Service Management Best Practices - Treat the Service Catalog itself as a managed product
Service Management Best Practices
Treat the Service Catalog itself as a managed product
Overview
The Service Catalog is one of the most important enterprise operational tools the organization operates. It is the front door to service delivery for every customer in the organization. And yet in many organizations, the catalog is managed as an administrative artifact rather than a managed product — it is updated when something breaks, not evolved in response to customer needs and organizational strategy. The catalog stagnates, adoption suffers, and the investment made in building it delivers a fraction of its potential value.
Best Practice
Apply the same product management discipline to the Service Catalog that is applied to every other service in the portfolio.
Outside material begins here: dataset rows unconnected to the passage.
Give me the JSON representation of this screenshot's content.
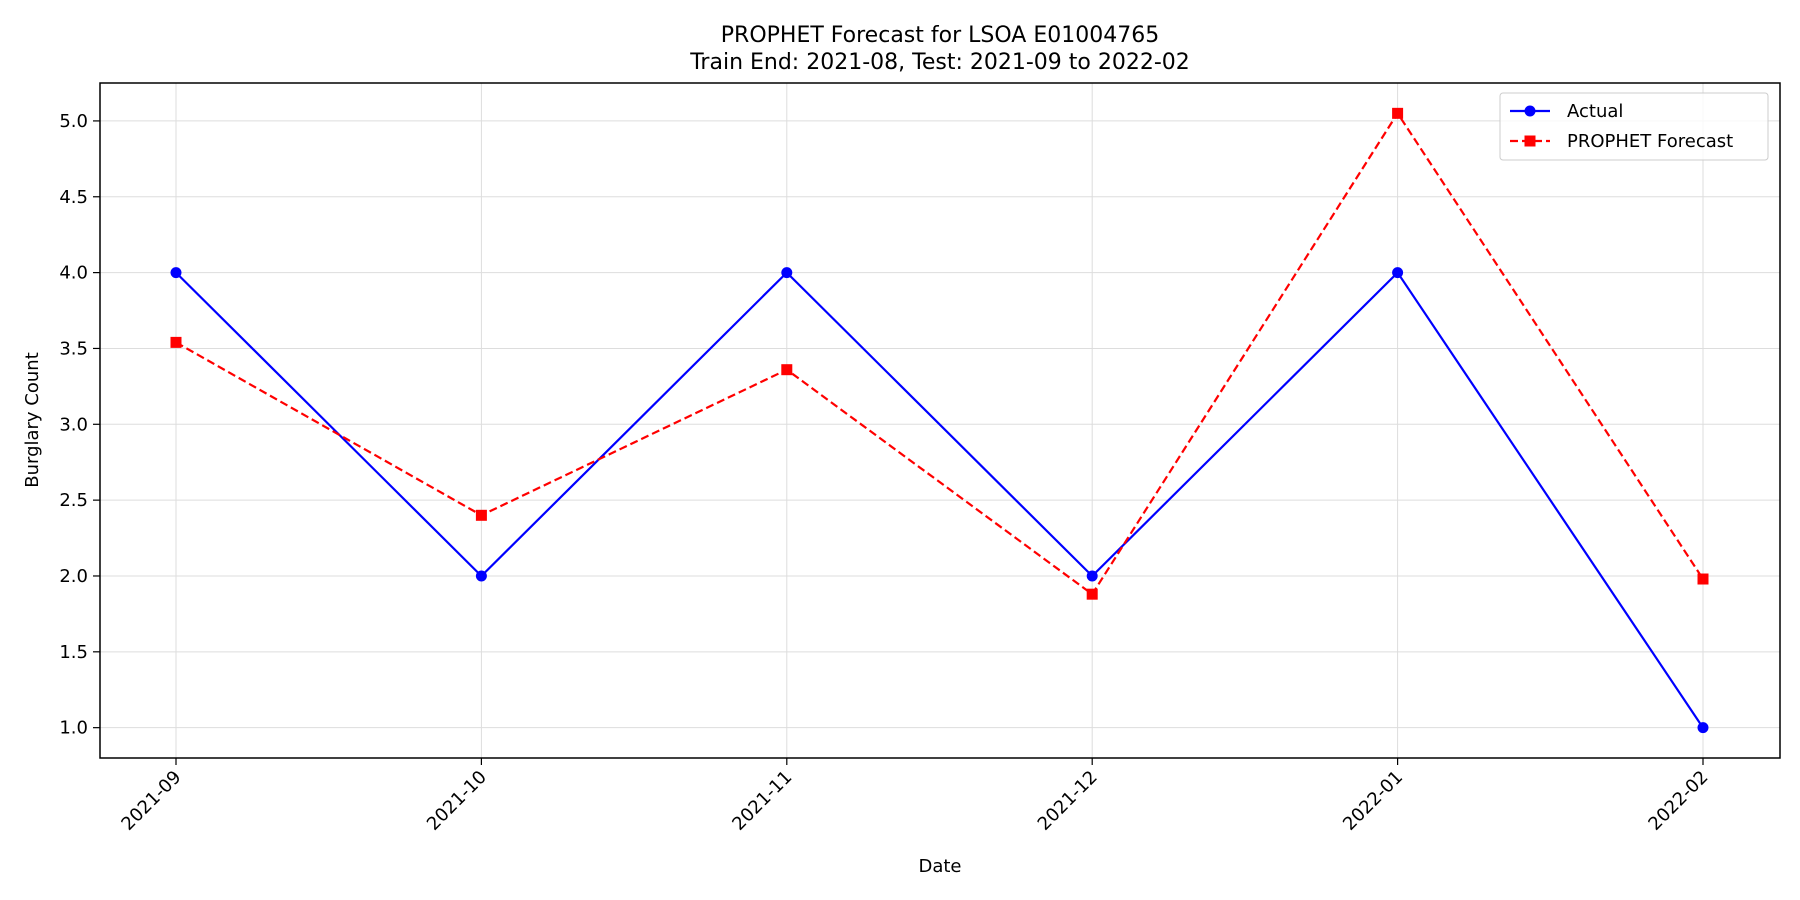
{
  "chart_data": {
    "type": "line",
    "title_line1": "PROPHET Forecast for LSOA E01004765",
    "title_line2": "Train End: 2021-08, Test: 2021-09 to 2022-02",
    "xlabel": "Date",
    "ylabel": "Burglary Count",
    "categories": [
      "2021-09",
      "2021-10",
      "2021-11",
      "2021-12",
      "2022-01",
      "2022-02"
    ],
    "ylim": [
      0.8,
      5.25
    ],
    "yticks": [
      "1.0",
      "1.5",
      "2.0",
      "2.5",
      "3.0",
      "3.5",
      "4.0",
      "4.5",
      "5.0"
    ],
    "grid": true,
    "legend_position": "top-right",
    "series": [
      {
        "name": "Actual",
        "values": [
          4.0,
          2.0,
          4.0,
          2.0,
          4.0,
          1.0
        ],
        "color": "#0000ff",
        "line_style": "solid",
        "marker": "circle"
      },
      {
        "name": "PROPHET Forecast",
        "values": [
          3.54,
          2.4,
          3.36,
          1.88,
          5.05,
          1.98
        ],
        "color": "#ff0000",
        "line_style": "dashed",
        "marker": "square"
      }
    ]
  }
}
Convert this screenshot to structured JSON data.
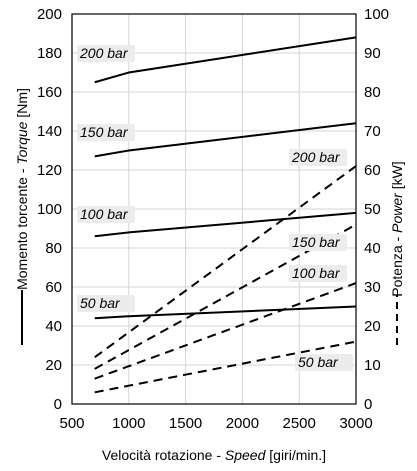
{
  "chart_data": {
    "type": "line",
    "x": [
      700,
      3000
    ],
    "xlim": [
      500,
      3000
    ],
    "x_ticks": [
      "500",
      "1000",
      "1500",
      "2000",
      "2500",
      "3000"
    ],
    "xlabel": {
      "prefix": "Velocità rotazione - ",
      "italic": "Speed",
      "suffix": " [giri/min.]"
    },
    "y_left": {
      "lim": [
        0,
        200
      ],
      "ticks": [
        "0",
        "20",
        "40",
        "60",
        "80",
        "100",
        "120",
        "140",
        "160",
        "180",
        "200"
      ],
      "label": {
        "prefix": "Momento torcente - ",
        "italic": "Torque",
        "suffix": " [Nm]"
      },
      "legend_style": "solid"
    },
    "y_right": {
      "lim": [
        0,
        100
      ],
      "ticks": [
        "0",
        "10",
        "20",
        "30",
        "40",
        "50",
        "60",
        "70",
        "80",
        "90",
        "100"
      ],
      "label": {
        "prefix": "Potenza - ",
        "italic": "Power",
        "suffix": " [kW]"
      },
      "legend_style": "dashed"
    },
    "torque_series": [
      {
        "name": "200 bar",
        "x": [
          700,
          1000,
          3000
        ],
        "values": [
          165,
          170,
          188
        ]
      },
      {
        "name": "150 bar",
        "x": [
          700,
          1000,
          3000
        ],
        "values": [
          127,
          130,
          144
        ]
      },
      {
        "name": "100 bar",
        "x": [
          700,
          1000,
          3000
        ],
        "values": [
          86,
          88,
          98
        ]
      },
      {
        "name": "50 bar",
        "x": [
          700,
          1000,
          3000
        ],
        "values": [
          44,
          45,
          50
        ]
      }
    ],
    "power_series": [
      {
        "name": "200 bar",
        "x": [
          700,
          3000
        ],
        "values": [
          12,
          61
        ]
      },
      {
        "name": "150 bar",
        "x": [
          700,
          3000
        ],
        "values": [
          9,
          46
        ]
      },
      {
        "name": "100 bar",
        "x": [
          700,
          3000
        ],
        "values": [
          6.5,
          31
        ]
      },
      {
        "name": "50 bar",
        "x": [
          700,
          3000
        ],
        "values": [
          3,
          16
        ]
      }
    ],
    "grid": true
  }
}
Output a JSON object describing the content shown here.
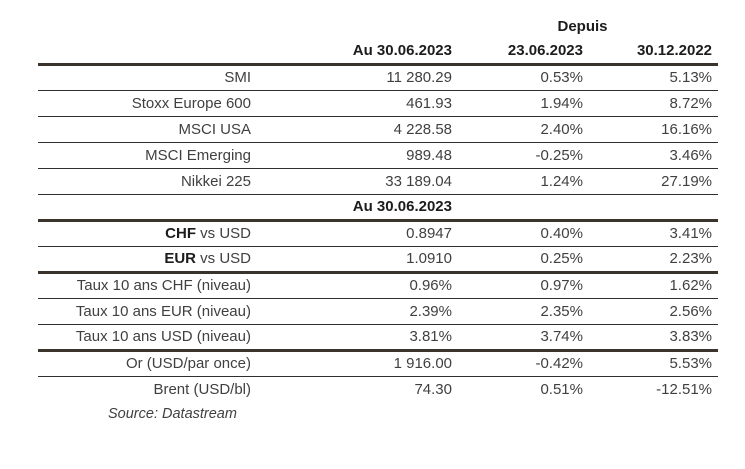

Assign a Product Owner to the catalog — typically the Catalog Manager or a designated leader within Enterprise Architecture. Maintain a catalog roadmap that captures planned improvements to the catalog’s structure, content, user experience, and governance. Maintain a catalog backlog driven by customer feedback, usage data, governance requirements, and strategic priorities. Review and improve the catalog systematically rather than reactively.
Benefit(s)
Treating the Service Catalog as a managed product produces a catalog that continuously improves in its ability to serve customers and support organizational goals. Customer adoption grows because the catalog consistently gets easier to use and more relevant to customer needs. Governance improves because the catalog’s structural and content standards evolve in response to experience. The organization’s investment in the catalog delivers compounding value over time rather than depreciating as the catalog ages without active management.